Researchers from IBM’s X-Fore Application Security team have discovered a new serialization vulnerability that affect more than 55% of Android phones. According to the researchers, the vulnerability could allow attacks to perform arbitrary code execution and gain access to a user’s device.
The vulnerability is nestled within the Android platform, and it affects Android Jelly Bean, KitKat, Lollipop and M Preview 1.
Microsoft releases Windows 10 IoT core
Microsoft has announced the public release of its Windows 10 IoT core for Raspberry Pi 2 and the MinnowBoard MAX. A preview of Windows 10 IoT Core was first announced at Microsoft’s Build conference. Today’s release comes with improved Node.js and Python support, improved GPIO performance, an analog-to-digital converter and pulse-width modulation support, and new Universal Windows Platform (UWP) APIs.
In addition, the IoT solution provides full support for standard UWP languages such as C#, JavaScript, C++ and Visual Basic.
“Our philosophy is that we want to make it easy for developers to use the languages and frameworks they prefer to build IoT device apps,” wrote Steve Teixeira, director of program management for IoT at Microsoft, in a post.
Opera up for sale
Browser maker Opera is looking for someone to buy up the company. The news comes after the company’s reported second-quarter revenue in which it failed to meet expectations. In a statement, the company said it is looking to sell “in response to strategic interest in the company from a number of parties.”
OpenSSH 7.0 released
Version 7.0 of the OpenSSH implementation of the SSH 2.0 security protocol has been released, including SFTP client and server support, along with new features, bug fixes and updates.
The main focus of the release is to deprecate weak, legacy and unsafe cryptography. OpenSSH will now refuse all RSA keys smaller than 1,024 bits, disable several ciphers and MD5-based HMAC algorithms, and fix weaknesses related to writable TTYs, PAM support privilege separations, and MaxAuthTries keyboard-interactive authentications.
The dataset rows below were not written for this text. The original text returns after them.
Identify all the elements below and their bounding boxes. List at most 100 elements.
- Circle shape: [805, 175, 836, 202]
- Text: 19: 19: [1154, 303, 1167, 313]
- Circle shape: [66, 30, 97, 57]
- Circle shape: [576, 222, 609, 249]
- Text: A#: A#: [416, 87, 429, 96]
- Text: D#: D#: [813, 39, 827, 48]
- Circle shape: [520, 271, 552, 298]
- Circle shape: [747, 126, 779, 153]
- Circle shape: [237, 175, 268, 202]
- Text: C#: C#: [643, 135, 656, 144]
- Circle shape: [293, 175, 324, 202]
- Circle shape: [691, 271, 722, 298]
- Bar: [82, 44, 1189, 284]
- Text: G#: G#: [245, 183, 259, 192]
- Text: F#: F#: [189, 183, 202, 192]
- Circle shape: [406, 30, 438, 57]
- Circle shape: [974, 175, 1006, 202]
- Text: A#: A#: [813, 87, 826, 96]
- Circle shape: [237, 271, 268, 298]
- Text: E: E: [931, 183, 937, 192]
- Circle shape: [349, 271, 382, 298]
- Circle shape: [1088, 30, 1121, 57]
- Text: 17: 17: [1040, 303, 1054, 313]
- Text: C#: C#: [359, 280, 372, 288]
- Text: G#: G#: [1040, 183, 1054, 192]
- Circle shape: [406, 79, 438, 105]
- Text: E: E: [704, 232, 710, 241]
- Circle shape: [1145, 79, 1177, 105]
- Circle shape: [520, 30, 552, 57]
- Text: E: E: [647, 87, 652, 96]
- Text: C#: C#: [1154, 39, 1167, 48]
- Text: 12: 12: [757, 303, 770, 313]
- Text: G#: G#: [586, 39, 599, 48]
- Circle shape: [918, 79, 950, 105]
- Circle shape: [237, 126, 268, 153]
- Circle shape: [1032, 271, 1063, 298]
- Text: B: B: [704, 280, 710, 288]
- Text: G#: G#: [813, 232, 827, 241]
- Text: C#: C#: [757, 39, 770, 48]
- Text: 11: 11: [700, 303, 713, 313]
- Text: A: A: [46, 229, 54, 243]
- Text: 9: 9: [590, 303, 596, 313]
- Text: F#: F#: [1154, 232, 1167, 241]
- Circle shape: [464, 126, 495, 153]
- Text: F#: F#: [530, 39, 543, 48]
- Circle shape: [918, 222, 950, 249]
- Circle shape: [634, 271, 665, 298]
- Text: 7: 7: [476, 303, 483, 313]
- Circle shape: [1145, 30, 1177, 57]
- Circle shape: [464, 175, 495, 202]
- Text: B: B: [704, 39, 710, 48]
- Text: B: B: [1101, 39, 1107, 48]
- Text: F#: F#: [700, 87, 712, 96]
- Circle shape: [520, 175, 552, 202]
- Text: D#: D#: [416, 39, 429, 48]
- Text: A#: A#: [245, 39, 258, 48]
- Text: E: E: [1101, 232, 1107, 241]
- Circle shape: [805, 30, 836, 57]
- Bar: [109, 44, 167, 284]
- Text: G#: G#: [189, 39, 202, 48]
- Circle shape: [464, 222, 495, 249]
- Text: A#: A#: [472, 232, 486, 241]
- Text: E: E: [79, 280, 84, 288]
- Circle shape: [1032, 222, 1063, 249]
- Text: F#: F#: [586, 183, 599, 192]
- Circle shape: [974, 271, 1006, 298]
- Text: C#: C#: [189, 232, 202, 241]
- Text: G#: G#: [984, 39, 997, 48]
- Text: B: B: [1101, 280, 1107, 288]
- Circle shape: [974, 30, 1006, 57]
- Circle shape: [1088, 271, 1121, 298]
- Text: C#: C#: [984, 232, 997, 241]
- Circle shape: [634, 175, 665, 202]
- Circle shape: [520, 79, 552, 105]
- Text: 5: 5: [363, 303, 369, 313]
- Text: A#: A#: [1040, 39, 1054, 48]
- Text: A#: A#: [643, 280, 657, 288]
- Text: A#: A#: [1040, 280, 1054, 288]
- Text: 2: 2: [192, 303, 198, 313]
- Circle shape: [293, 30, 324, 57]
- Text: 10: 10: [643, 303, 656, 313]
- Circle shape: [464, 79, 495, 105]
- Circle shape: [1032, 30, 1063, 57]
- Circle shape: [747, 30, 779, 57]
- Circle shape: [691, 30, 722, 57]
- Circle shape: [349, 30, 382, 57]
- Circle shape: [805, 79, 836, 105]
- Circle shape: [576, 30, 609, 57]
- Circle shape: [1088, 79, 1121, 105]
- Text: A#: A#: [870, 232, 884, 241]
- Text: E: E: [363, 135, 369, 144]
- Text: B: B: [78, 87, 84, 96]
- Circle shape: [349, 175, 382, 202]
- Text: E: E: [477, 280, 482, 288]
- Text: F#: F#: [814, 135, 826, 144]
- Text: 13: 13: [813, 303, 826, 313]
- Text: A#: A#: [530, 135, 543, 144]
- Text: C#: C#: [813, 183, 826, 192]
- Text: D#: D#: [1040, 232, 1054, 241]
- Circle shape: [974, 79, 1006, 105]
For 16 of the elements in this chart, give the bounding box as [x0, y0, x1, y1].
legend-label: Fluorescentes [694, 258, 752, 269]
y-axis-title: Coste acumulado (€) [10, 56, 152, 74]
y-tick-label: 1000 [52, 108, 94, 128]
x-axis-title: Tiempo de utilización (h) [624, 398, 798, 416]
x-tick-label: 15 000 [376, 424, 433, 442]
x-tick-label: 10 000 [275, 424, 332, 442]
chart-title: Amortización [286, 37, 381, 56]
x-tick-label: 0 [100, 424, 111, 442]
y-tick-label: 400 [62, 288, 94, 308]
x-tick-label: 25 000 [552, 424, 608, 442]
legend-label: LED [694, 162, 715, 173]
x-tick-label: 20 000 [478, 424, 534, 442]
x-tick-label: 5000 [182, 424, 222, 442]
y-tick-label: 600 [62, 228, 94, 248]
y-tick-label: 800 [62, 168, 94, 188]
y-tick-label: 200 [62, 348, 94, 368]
New features include a PubkeyAcceptedKeyTypes option to control public key types, a HostKeyAlgorithms option to control host authentications, extended ciphers and algorithms beyond default, and a PermitRootLogin password feature. More details are available in the full release notes.
Canonical open-sources Ubuntu One file-syncing code
Canonical announced it is open-sourcing the largest piece thus far of its Ubuntu One file syncing code.
The server-side code is what desktop clients connect to when syncing local or remote changes. Canonical is releasing it under an AGPLv3 license and it is encouraging developers to fork the code into their own projects. The company released a FAQ associated with the newly open-source Ubuntu One code.